Conclusion: where culture meets technology
Breaking down the cultural siloes between Security and Operations will of course impact the tool selection process for both.
“If Security is acting on its own in tool selection, product purchasing, they aren’t necessarily as effective as they could be, because they may not know all of the information they have access to, they may not know all the different endpoints, and they may not know everything going on in the organization,” explains our expert Director of End User Computing CIO Rob Peterscheck. “Typically speaking, Security still represents a small amount of Operations’ budget and workforce. They simply don’t have the human capacity Operations does in addition to budgetary constraints.

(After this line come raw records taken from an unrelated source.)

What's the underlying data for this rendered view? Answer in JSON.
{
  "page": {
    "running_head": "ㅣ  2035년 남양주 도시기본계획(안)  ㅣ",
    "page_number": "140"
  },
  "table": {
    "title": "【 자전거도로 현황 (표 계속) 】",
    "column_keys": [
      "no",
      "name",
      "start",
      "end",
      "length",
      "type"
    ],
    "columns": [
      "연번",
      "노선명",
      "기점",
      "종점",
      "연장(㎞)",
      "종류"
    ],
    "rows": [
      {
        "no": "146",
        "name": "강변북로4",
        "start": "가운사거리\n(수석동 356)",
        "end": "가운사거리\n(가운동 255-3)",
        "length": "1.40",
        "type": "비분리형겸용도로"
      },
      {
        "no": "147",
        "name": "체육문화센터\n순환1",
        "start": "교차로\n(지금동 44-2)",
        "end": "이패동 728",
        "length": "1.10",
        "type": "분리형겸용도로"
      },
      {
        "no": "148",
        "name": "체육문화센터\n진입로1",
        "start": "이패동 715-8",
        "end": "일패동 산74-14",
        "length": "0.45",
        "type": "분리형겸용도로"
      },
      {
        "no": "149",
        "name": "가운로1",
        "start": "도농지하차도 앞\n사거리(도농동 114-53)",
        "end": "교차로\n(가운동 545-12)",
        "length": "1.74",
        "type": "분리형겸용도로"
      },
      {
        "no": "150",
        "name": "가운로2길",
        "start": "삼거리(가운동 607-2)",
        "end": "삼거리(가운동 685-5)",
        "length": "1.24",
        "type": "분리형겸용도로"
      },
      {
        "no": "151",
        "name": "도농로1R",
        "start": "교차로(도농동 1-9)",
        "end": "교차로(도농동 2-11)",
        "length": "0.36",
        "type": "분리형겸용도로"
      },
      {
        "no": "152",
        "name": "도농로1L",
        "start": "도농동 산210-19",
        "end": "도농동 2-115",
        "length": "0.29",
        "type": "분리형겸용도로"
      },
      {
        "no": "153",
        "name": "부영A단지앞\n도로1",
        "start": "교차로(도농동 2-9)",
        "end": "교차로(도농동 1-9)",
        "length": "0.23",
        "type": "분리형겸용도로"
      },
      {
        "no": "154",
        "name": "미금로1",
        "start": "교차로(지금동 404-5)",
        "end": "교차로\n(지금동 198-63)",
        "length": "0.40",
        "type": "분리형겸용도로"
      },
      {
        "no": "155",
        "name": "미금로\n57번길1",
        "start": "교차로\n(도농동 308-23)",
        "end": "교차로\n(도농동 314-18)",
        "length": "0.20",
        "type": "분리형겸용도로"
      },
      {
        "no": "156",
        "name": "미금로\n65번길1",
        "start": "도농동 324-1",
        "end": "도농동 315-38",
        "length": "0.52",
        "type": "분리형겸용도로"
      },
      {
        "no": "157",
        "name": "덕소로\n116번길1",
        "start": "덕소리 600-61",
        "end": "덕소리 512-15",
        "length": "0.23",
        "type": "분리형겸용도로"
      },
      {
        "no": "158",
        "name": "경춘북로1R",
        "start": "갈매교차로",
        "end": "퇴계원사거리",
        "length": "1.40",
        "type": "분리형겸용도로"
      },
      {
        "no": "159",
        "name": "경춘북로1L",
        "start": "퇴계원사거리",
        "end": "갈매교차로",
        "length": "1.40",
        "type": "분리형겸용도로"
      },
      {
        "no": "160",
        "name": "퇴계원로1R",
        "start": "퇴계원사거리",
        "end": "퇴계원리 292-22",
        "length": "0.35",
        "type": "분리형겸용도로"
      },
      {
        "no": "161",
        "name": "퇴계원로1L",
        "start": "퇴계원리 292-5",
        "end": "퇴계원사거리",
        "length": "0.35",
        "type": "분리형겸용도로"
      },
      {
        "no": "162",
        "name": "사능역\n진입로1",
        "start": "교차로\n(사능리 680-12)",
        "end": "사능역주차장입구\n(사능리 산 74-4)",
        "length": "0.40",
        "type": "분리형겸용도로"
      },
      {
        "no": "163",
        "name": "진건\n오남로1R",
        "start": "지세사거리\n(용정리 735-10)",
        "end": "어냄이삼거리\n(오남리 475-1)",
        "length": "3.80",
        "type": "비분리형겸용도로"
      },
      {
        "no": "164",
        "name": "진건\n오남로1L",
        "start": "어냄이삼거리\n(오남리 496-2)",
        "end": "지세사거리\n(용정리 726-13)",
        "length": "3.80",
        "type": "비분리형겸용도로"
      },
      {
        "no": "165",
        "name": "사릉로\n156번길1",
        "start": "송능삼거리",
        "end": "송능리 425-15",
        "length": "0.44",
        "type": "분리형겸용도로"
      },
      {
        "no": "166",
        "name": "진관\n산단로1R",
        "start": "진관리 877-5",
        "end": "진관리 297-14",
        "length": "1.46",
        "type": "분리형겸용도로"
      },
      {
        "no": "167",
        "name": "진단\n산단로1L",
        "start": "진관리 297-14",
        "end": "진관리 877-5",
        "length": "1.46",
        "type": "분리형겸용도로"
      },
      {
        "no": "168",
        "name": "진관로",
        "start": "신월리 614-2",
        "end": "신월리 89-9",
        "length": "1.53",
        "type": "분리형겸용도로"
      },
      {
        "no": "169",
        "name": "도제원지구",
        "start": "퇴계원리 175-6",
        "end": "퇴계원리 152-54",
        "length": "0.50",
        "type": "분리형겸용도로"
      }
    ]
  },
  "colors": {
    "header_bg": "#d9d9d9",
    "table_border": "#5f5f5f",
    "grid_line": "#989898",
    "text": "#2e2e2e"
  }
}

For Security to be effective, they need operational people who understand their products and needs.”
Peterscheck emphasizes that the opposite is also true, however. “For Operations to be effective, we need to ensure we have good security tools and are also feeding Security all the information they need to make effective decisions,” he says.
When the two IT factions do work together in order to select the right tools to secure the business, we often see a fascinating thing take place: the tension between digital transformation and digital security is reversed, and organizations start to utilize solutions that increase rather than impede security – while making the organization more secure. In other words, if you empower IT Operations with the tools they need to help secure the business, the same tools help them to perform their other responsibilities more efficiently, delivering value for the business in ways that go beyond securing it.